Nurses were posted at Singapore's airport and identified seven suspected cases within their first 20 hours of duty. They were screening about 35 flights a day from Vietnam, Hong Kong, China and Ontario, Canada -- all hit by the disease.
"If we suspect a case or think a person is not feeling well we give them a mask and take them to hospital," said Albert Tjoeng, spokesman at the Civil Aviation Authority of Singapore.
Four recreational activity camps in rural Hong Kong areas could be turned into quarantine centers if the Health Department decides it's necessary, said Gordon Tam, a spokesman for the Leisure and Cultural Services Department.
The Olympic Council of Asia decided to shift the site of its April 22 to April 23 meeting from Vietnam, where four people have died from SARS, to Thailand, an official of the Thai National Olympic Council said. The World Economic Forum postponed a meeting of international business and government leaders that had been scheduled for April 14 to April 15 in Beijing.

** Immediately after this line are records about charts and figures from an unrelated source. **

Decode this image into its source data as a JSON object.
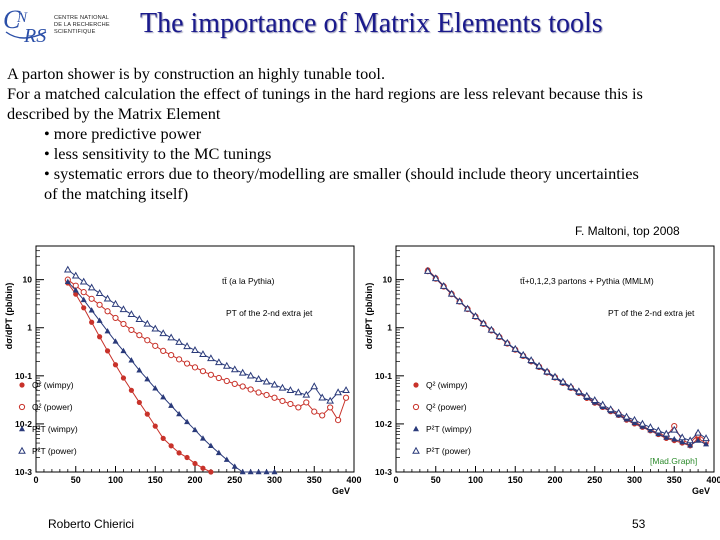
{
  "header": {
    "logo_letters": "CNRS",
    "logo_text": [
      "CENTRE NATIONAL",
      "DE LA RECHERCHE",
      "SCIENTIFIQUE"
    ],
    "title": "The importance of Matrix Elements tools"
  },
  "body": {
    "line1": "A parton shower is by construction an highly tunable tool.",
    "line2": "For a matched calculation the effect of tunings in the hard regions are less relevant because this is",
    "line3": "described by the Matrix Element",
    "bullet1": "• more predictive power",
    "bullet2": "• less sensitivity to the MC tunings",
    "bullet3": "• systematic errors due to theory/modelling are smaller (should include theory uncertainties",
    "bullet3b": "of the matching itself)"
  },
  "credit": "F. Maltoni, top 2008",
  "footer": {
    "author": "Roberto Chierici",
    "page": "53"
  },
  "colors": {
    "title": "#1a1a8c",
    "red": "#c8322a",
    "blue": "#2a3a7a"
  },
  "chart_data": [
    {
      "type": "scatter",
      "title": "",
      "xlabel": "GeV",
      "ylabel": "dσ/dPT (pb/bin)",
      "x_ticks": [
        "0",
        "50",
        "100",
        "150",
        "200",
        "250",
        "300",
        "350",
        "400"
      ],
      "y_ticks": [
        "10^-3",
        "10^-2",
        "10^-1",
        "1",
        "10"
      ],
      "xlim": [
        0,
        400
      ],
      "ylim_log10": [
        -3,
        1.7
      ],
      "log_y": true,
      "annotations": [
        "tt̄ (a la Pythia)",
        "PT of the 2-nd extra jet"
      ],
      "legend_position": "bottom-left",
      "series": [
        {
          "name": "Q² (wimpy)",
          "marker": "filled-circle",
          "color": "#c8322a",
          "x": [
            40,
            50,
            60,
            70,
            80,
            90,
            100,
            110,
            120,
            130,
            140,
            150,
            160,
            170,
            180,
            190,
            200,
            210,
            220
          ],
          "y": [
            8.5,
            5.0,
            2.6,
            1.3,
            0.65,
            0.33,
            0.17,
            0.09,
            0.05,
            0.028,
            0.016,
            0.009,
            0.005,
            0.0035,
            0.0025,
            0.002,
            0.0015,
            0.0012,
            0.001
          ]
        },
        {
          "name": "Q² (power)",
          "marker": "open-circle",
          "color": "#c8322a",
          "x": [
            40,
            50,
            60,
            70,
            80,
            90,
            100,
            110,
            120,
            130,
            140,
            150,
            160,
            170,
            180,
            190,
            200,
            210,
            220,
            230,
            240,
            250,
            260,
            270,
            280,
            290,
            300,
            310,
            320,
            330,
            340,
            350,
            360,
            370,
            380,
            390
          ],
          "y": [
            10,
            7.5,
            5.5,
            4.0,
            3.0,
            2.2,
            1.6,
            1.2,
            0.9,
            0.7,
            0.55,
            0.42,
            0.33,
            0.27,
            0.22,
            0.18,
            0.15,
            0.125,
            0.105,
            0.09,
            0.078,
            0.068,
            0.06,
            0.052,
            0.045,
            0.04,
            0.035,
            0.03,
            0.026,
            0.022,
            0.028,
            0.018,
            0.015,
            0.022,
            0.012,
            0.035
          ]
        },
        {
          "name": "P²T (wimpy)",
          "marker": "filled-triangle",
          "color": "#2a3a7a",
          "x": [
            40,
            50,
            60,
            70,
            80,
            90,
            100,
            110,
            120,
            130,
            140,
            150,
            160,
            170,
            180,
            190,
            200,
            210,
            220,
            230,
            240,
            250,
            260,
            270,
            280,
            290,
            300
          ],
          "y": [
            9,
            6.0,
            3.8,
            2.3,
            1.4,
            0.85,
            0.52,
            0.33,
            0.21,
            0.13,
            0.085,
            0.055,
            0.036,
            0.024,
            0.016,
            0.011,
            0.0075,
            0.005,
            0.0035,
            0.0025,
            0.0018,
            0.0013,
            0.001,
            0.001,
            0.001,
            0.001,
            0.001
          ]
        },
        {
          "name": "P²T (power)",
          "marker": "open-triangle",
          "color": "#2a3a7a",
          "x": [
            40,
            50,
            60,
            70,
            80,
            90,
            100,
            110,
            120,
            130,
            140,
            150,
            160,
            170,
            180,
            190,
            200,
            210,
            220,
            230,
            240,
            250,
            260,
            270,
            280,
            290,
            300,
            310,
            320,
            330,
            340,
            350,
            360,
            370,
            380,
            390
          ],
          "y": [
            16,
            12,
            9.0,
            6.8,
            5.2,
            4.0,
            3.1,
            2.4,
            1.9,
            1.5,
            1.2,
            0.95,
            0.76,
            0.62,
            0.5,
            0.41,
            0.34,
            0.28,
            0.23,
            0.19,
            0.16,
            0.135,
            0.115,
            0.1,
            0.085,
            0.075,
            0.065,
            0.056,
            0.05,
            0.045,
            0.04,
            0.06,
            0.035,
            0.03,
            0.045,
            0.05
          ]
        }
      ]
    },
    {
      "type": "scatter",
      "title": "",
      "xlabel": "GeV",
      "ylabel": "dσ/dPT (pb/bin)",
      "x_ticks": [
        "0",
        "50",
        "100",
        "150",
        "200",
        "250",
        "300",
        "350",
        "400"
      ],
      "y_ticks": [
        "10^-3",
        "10^-2",
        "10^-1",
        "1",
        "10"
      ],
      "xlim": [
        0,
        400
      ],
      "ylim_log10": [
        -3,
        1.7
      ],
      "log_y": true,
      "annotations": [
        "tt̄+0,1,2,3 partons + Pythia (MMLM)",
        "PT of the 2-nd extra jet",
        "[Mad.Graph]"
      ],
      "legend_position": "bottom-left",
      "series": [
        {
          "name": "Q² (wimpy)",
          "marker": "filled-circle",
          "color": "#c8322a",
          "x": [
            40,
            50,
            60,
            70,
            80,
            90,
            100,
            110,
            120,
            130,
            140,
            150,
            160,
            170,
            180,
            190,
            200,
            210,
            220,
            230,
            240,
            250,
            260,
            270,
            280,
            290,
            300,
            310,
            320,
            330,
            340,
            350,
            360,
            370,
            380,
            390
          ],
          "y": [
            16,
            11,
            7.5,
            5.2,
            3.6,
            2.5,
            1.75,
            1.25,
            0.9,
            0.65,
            0.48,
            0.35,
            0.26,
            0.2,
            0.15,
            0.115,
            0.09,
            0.07,
            0.055,
            0.043,
            0.034,
            0.027,
            0.022,
            0.018,
            0.015,
            0.012,
            0.01,
            0.0085,
            0.0072,
            0.006,
            0.005,
            0.0045,
            0.004,
            0.0035,
            0.005,
            0.004
          ]
        },
        {
          "name": "Q² (power)",
          "marker": "open-circle",
          "color": "#c8322a",
          "x": [
            40,
            50,
            60,
            70,
            80,
            90,
            100,
            110,
            120,
            130,
            140,
            150,
            160,
            170,
            180,
            190,
            200,
            210,
            220,
            230,
            240,
            250,
            260,
            270,
            280,
            290,
            300,
            310,
            320,
            330,
            340,
            350,
            360,
            370,
            380,
            390
          ],
          "y": [
            15,
            10.5,
            7.2,
            5.0,
            3.5,
            2.45,
            1.7,
            1.2,
            0.88,
            0.64,
            0.47,
            0.35,
            0.26,
            0.2,
            0.155,
            0.12,
            0.093,
            0.072,
            0.057,
            0.045,
            0.036,
            0.029,
            0.023,
            0.019,
            0.016,
            0.013,
            0.011,
            0.009,
            0.0075,
            0.0065,
            0.0055,
            0.009,
            0.0045,
            0.004,
            0.006,
            0.0045
          ]
        },
        {
          "name": "P²T (wimpy)",
          "marker": "filled-triangle",
          "color": "#2a3a7a",
          "x": [
            40,
            50,
            60,
            70,
            80,
            90,
            100,
            110,
            120,
            130,
            140,
            150,
            160,
            170,
            180,
            190,
            200,
            210,
            220,
            230,
            240,
            250,
            260,
            270,
            280,
            290,
            300,
            310,
            320,
            330,
            340,
            350,
            360,
            370,
            380,
            390
          ],
          "y": [
            15.5,
            10.8,
            7.4,
            5.1,
            3.55,
            2.48,
            1.72,
            1.22,
            0.89,
            0.65,
            0.47,
            0.35,
            0.26,
            0.2,
            0.152,
            0.117,
            0.091,
            0.071,
            0.056,
            0.044,
            0.035,
            0.028,
            0.0225,
            0.0185,
            0.0152,
            0.0125,
            0.0105,
            0.0088,
            0.0074,
            0.0062,
            0.0052,
            0.0048,
            0.0042,
            0.0036,
            0.0045,
            0.0038
          ]
        },
        {
          "name": "P²T (power)",
          "marker": "open-triangle",
          "color": "#2a3a7a",
          "x": [
            40,
            50,
            60,
            70,
            80,
            90,
            100,
            110,
            120,
            130,
            140,
            150,
            160,
            170,
            180,
            190,
            200,
            210,
            220,
            230,
            240,
            250,
            260,
            270,
            280,
            290,
            300,
            310,
            320,
            330,
            340,
            350,
            360,
            370,
            380,
            390
          ],
          "y": [
            15,
            10.6,
            7.3,
            5.05,
            3.52,
            2.47,
            1.73,
            1.23,
            0.9,
            0.66,
            0.48,
            0.36,
            0.27,
            0.21,
            0.16,
            0.122,
            0.095,
            0.075,
            0.059,
            0.047,
            0.038,
            0.031,
            0.025,
            0.02,
            0.017,
            0.014,
            0.012,
            0.01,
            0.0085,
            0.0072,
            0.0062,
            0.0075,
            0.0052,
            0.0045,
            0.0065,
            0.005
          ]
        }
      ]
    }
  ]
}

The World Health Organization (WHO) said Monday that experts hope to pinpoint the cause soon, and signs continue to point to the coronavirus, which causes about one-fifth of all colds.
In a perplexing twist, the germ inside the Hong Kong apartment building seemed to be spreading vertically, a WHO official said.
"They are finding that the infections are in people living in apartments on top of each other, only in one area of this apartment block," virologist Klaus Stohr said at WHO headquarters in Geneva.